Trovata l’intesa all’interno dell’esecutivo, cambiano i vertici delle grandi società quotate pubbliche. Ma il primo passaggio davvero rilevante del governo Renzi non è al riparo da qualche problema. Prima di arrivare a chiudere l’accordo sui nuovi manager, a Palazzo Chigi va in scena un lungo confronto tra il premier e il titolare dell’Economia Pier Carlo Padoan. Le cronache raccontano un serrato vertice di oltre quattro ore, al termine del quale il presidente del Consiglio sale al Quirinale per informare il capo dello Stato (seguito poco dopo dall’ad uscente di Eni Scaroni). Una giornata intensa per il presidente del Consiglio, culminata con un fuoriprogramma destinato a sollevare l’interesse dei retroscenisti. La visita a Palazzo Chigi dell’ex Cavaliere Silvio Berlusconi.

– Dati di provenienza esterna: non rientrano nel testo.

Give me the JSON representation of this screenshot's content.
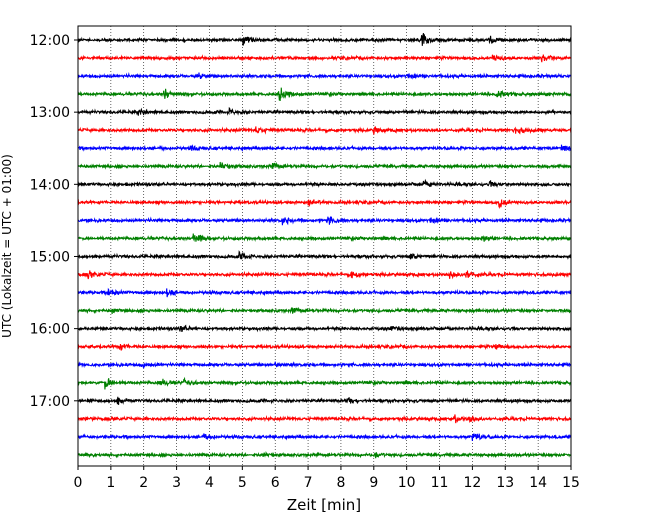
{
  "chart_data": {
    "type": "line",
    "title": "",
    "xlabel": "Zeit  [min]",
    "ylabel": "UTC (Lokalzeit = UTC + 01:00)",
    "xlim": [
      0,
      15
    ],
    "x_ticks": [
      "0",
      "1",
      "2",
      "3",
      "4",
      "5",
      "6",
      "7",
      "8",
      "9",
      "10",
      "11",
      "12",
      "13",
      "14",
      "15"
    ],
    "y_tick_labels": [
      "12:00",
      "13:00",
      "14:00",
      "15:00",
      "16:00",
      "17:00"
    ],
    "grid": "vertical-dotted",
    "trace_interval_minutes": 15,
    "trace_colors": [
      "#000000",
      "#ff0000",
      "#0000ff",
      "#008000"
    ],
    "traces": [
      {
        "start": "12:00",
        "color": "#000000",
        "events": [
          {
            "t": 5.0,
            "amp": 0.6
          },
          {
            "t": 10.45,
            "amp": 0.7
          },
          {
            "t": 12.5,
            "amp": 0.6
          }
        ]
      },
      {
        "start": "12:15",
        "color": "#ff0000",
        "events": [
          {
            "t": 12.6,
            "amp": 0.45
          },
          {
            "t": 14.1,
            "amp": 0.35
          }
        ]
      },
      {
        "start": "12:30",
        "color": "#0000ff",
        "events": [
          {
            "t": 3.6,
            "amp": 0.3
          },
          {
            "t": 10.0,
            "amp": 0.3
          }
        ]
      },
      {
        "start": "12:45",
        "color": "#008000",
        "events": [
          {
            "t": 2.6,
            "amp": 0.5
          },
          {
            "t": 6.1,
            "amp": 0.8
          },
          {
            "t": 12.7,
            "amp": 0.6
          }
        ]
      },
      {
        "start": "13:00",
        "color": "#000000",
        "events": [
          {
            "t": 1.8,
            "amp": 0.35
          },
          {
            "t": 4.6,
            "amp": 0.3
          }
        ]
      },
      {
        "start": "13:15",
        "color": "#ff0000",
        "events": [
          {
            "t": 5.4,
            "amp": 0.4
          },
          {
            "t": 9.0,
            "amp": 0.35
          },
          {
            "t": 13.3,
            "amp": 0.4
          }
        ]
      },
      {
        "start": "13:30",
        "color": "#0000ff",
        "events": [
          {
            "t": 3.4,
            "amp": 0.25
          },
          {
            "t": 14.7,
            "amp": 0.3
          }
        ]
      },
      {
        "start": "13:45",
        "color": "#008000",
        "events": [
          {
            "t": 4.3,
            "amp": 0.6
          },
          {
            "t": 5.9,
            "amp": 0.3
          }
        ]
      },
      {
        "start": "14:00",
        "color": "#000000",
        "events": [
          {
            "t": 10.5,
            "amp": 0.3
          },
          {
            "t": 12.5,
            "amp": 0.3
          }
        ]
      },
      {
        "start": "14:15",
        "color": "#ff0000",
        "events": [
          {
            "t": 12.8,
            "amp": 0.5
          },
          {
            "t": 7.0,
            "amp": 0.3
          }
        ]
      },
      {
        "start": "14:30",
        "color": "#0000ff",
        "events": [
          {
            "t": 6.2,
            "amp": 0.45
          },
          {
            "t": 7.6,
            "amp": 0.45
          },
          {
            "t": 10.7,
            "amp": 0.3
          }
        ]
      },
      {
        "start": "14:45",
        "color": "#008000",
        "events": [
          {
            "t": 3.5,
            "amp": 0.8
          },
          {
            "t": 12.3,
            "amp": 0.25
          }
        ]
      },
      {
        "start": "15:00",
        "color": "#000000",
        "events": [
          {
            "t": 4.9,
            "amp": 0.35
          },
          {
            "t": 10.1,
            "amp": 0.3
          }
        ]
      },
      {
        "start": "15:15",
        "color": "#ff0000",
        "events": [
          {
            "t": 0.3,
            "amp": 0.35
          },
          {
            "t": 8.3,
            "amp": 0.4
          },
          {
            "t": 11.3,
            "amp": 0.45
          },
          {
            "t": 11.8,
            "amp": 0.6
          }
        ]
      },
      {
        "start": "15:30",
        "color": "#0000ff",
        "events": [
          {
            "t": 0.9,
            "amp": 0.45
          },
          {
            "t": 2.7,
            "amp": 0.35
          }
        ]
      },
      {
        "start": "15:45",
        "color": "#008000",
        "events": [
          {
            "t": 6.5,
            "amp": 0.3
          },
          {
            "t": 1.0,
            "amp": 0.3
          }
        ]
      },
      {
        "start": "16:00",
        "color": "#000000",
        "events": [
          {
            "t": 3.1,
            "amp": 0.3
          },
          {
            "t": 9.5,
            "amp": 0.25
          }
        ]
      },
      {
        "start": "16:15",
        "color": "#ff0000",
        "events": [
          {
            "t": 1.2,
            "amp": 0.35
          },
          {
            "t": 12.7,
            "amp": 0.3
          }
        ]
      },
      {
        "start": "16:30",
        "color": "#0000ff",
        "events": [
          {
            "t": 6.0,
            "amp": 0.3
          },
          {
            "t": 1.9,
            "amp": 0.25
          }
        ]
      },
      {
        "start": "16:45",
        "color": "#008000",
        "events": [
          {
            "t": 0.8,
            "amp": 0.7
          },
          {
            "t": 2.5,
            "amp": 0.45
          },
          {
            "t": 3.2,
            "amp": 0.3
          }
        ]
      },
      {
        "start": "17:00",
        "color": "#000000",
        "events": [
          {
            "t": 1.2,
            "amp": 0.35
          },
          {
            "t": 8.2,
            "amp": 0.25
          }
        ]
      },
      {
        "start": "17:15",
        "color": "#ff0000",
        "events": [
          {
            "t": 11.4,
            "amp": 0.45
          },
          {
            "t": 11.9,
            "amp": 0.3
          }
        ]
      },
      {
        "start": "17:30",
        "color": "#0000ff",
        "events": [
          {
            "t": 12.0,
            "amp": 0.5
          },
          {
            "t": 3.8,
            "amp": 0.3
          }
        ]
      },
      {
        "start": "17:45",
        "color": "#008000",
        "events": [
          {
            "t": 5.6,
            "amp": 0.3
          },
          {
            "t": 9.0,
            "amp": 0.25
          }
        ]
      }
    ]
  }
}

Intanto sui manager pubblici l’esecutivo ottiene un altro risultato di indubbio valore. La revisione degli emolumenti. «Il tetto fissato per le indennità dei presidenti delle società – spiega Renzi – che passano in alcuni casi da cifre a molti zeri a 238mila euro annui lordi, costituisce una novità che speriamo si imponga come best practice per tutta la Pubblica amministrazione e il segnale di una ritrovata sobrietà di un settore pubblico non più distante dai cittadini».